Hepatitis means inflammation of the liver and is often caused by a virus, which comes in different strains. The most common strains of hepatitis are Hepatitis A, B, and C.
"Hepatitis A,B, and C, like all viruses, are contagious, but they differ mainly by the way they are spread," says Stella Badalova, PharmD, Director of Healthcare Relations and Clinical Development at Medly Pharmacy. "Hepatitis B and C virus infections can become lifelong infections while Hepatitis A does not. There are vaccines to prevent hepatitis A and B only."
Viral hepatitis symptoms are similar no matter which type of hepatitis you have and include the following:
Jaundice (yellowing of the skin and whites of the eyes)
Loss of appetite
HBV, the virus that causes Hepatitis B, is found in blood and certain other body fluids. The virus spreads when blood or body fluid from an infected person enters the body of another person.
Methods of transmission include unprotected sex with an infected person, sharing needles, exposure to needle sticks or other sharp objects on the job, or from an infected mother to her baby during birth. Exposure to infected blood in ANY situation risks transmission.
The incubation period for Hepatitis B is 60 to 150 days, or an average of 90 days. Exposure to HBV can cause an acute infection within the first 6 months, leading to flu-like symptoms.
While there is no medication for recently acquired HBV infection, several antiviral medications are currently licensed for the treatment of individuals with chronic HBV. These drugs do not eliminate the virus but instead prevent serious liver problems. Liver transplant is a treatment of last resort.

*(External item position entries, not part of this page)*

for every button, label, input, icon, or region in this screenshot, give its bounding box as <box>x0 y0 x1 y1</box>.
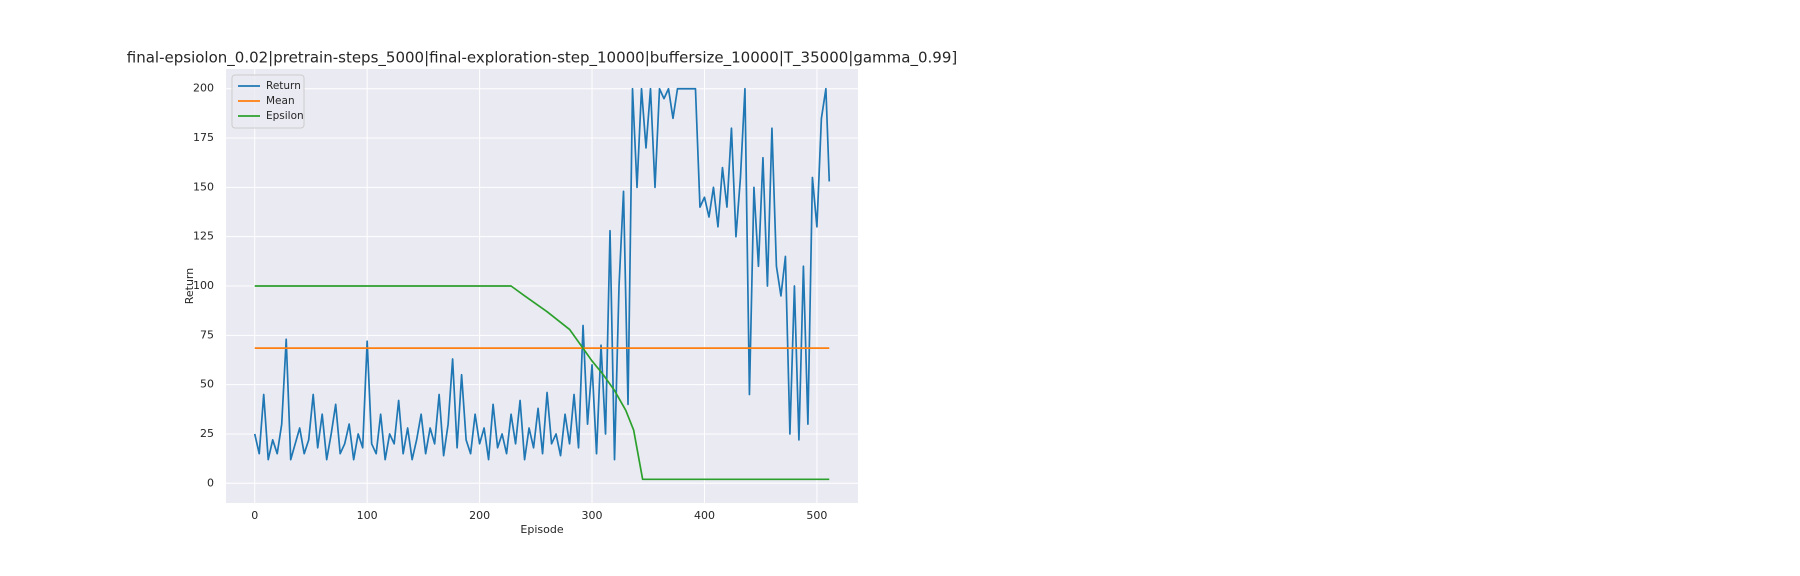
y-tick-label: 150 <box>193 180 214 193</box>
line-series <box>254 285 830 481</box>
line-series <box>253 87 831 461</box>
x-tick-label: 0 <box>251 509 258 522</box>
x-tick-label: 100 <box>357 509 378 522</box>
y-tick-label: 175 <box>193 131 214 144</box>
y-tick-label: 75 <box>200 328 214 341</box>
x-axis-label: Episode <box>520 523 563 536</box>
legend-label: Epsilon <box>266 110 304 122</box>
y-tick-label: 100 <box>193 279 214 292</box>
y-tick-label: 0 <box>207 476 214 489</box>
x-tick-label: 400 <box>694 509 715 522</box>
y-tick-label: 200 <box>193 82 214 95</box>
y-tick-label: 25 <box>200 427 214 440</box>
x-tick-label: 200 <box>469 509 490 522</box>
legend-label: Mean <box>266 95 295 107</box>
y-tick-label: 50 <box>200 378 214 391</box>
y-axis-label: Return <box>183 268 196 305</box>
y-tick-label: 125 <box>193 230 214 243</box>
legend-box <box>231 74 305 129</box>
x-tick-label: 300 <box>582 509 603 522</box>
chart-title: final-epsiolon_0.02|pretrain-steps_5000|… <box>127 49 957 68</box>
legend-label: Return <box>266 80 301 92</box>
x-tick-label: 500 <box>806 509 827 522</box>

"Treatment for Hepatitis B depends on if it is an acute or chronic diagnosis. If the doctor determines that the HBV is acute they will commonly recommend: rest, proper nutrition and fluids while the immune system fights the infection," says Badalova.
"However, if the doctor determines that the HBV infection is chronic, the treatment will include antiviral oral medications such as entecavir (Baraclude) and tenofovir (Viread), which are the most common ones. The medication helps by fighting the virus and slowing the damage done to the liver by the virus.
"Another type of antiviral agent used to treat HBV is interferon, an injectable medication used to treat chronic forms of hepatitis. Unlike the oral therapy, which might have to be taken life-long, interferon is given for a specific duration. The PEGylated interferon (Pegasys) is a long acting interferon which is administered once a week for one year. However, only individuals who do not have cirrhotic liver are eligible for the interferon injection."
People with chronic HBV infection should have a medical evaluation for liver disease every 6 to 12 months.
A vaccine for Hepatitis B is also available. In addition, there is a combination vaccine approved for adults that protects people from both hepatitis A and hepatitis B.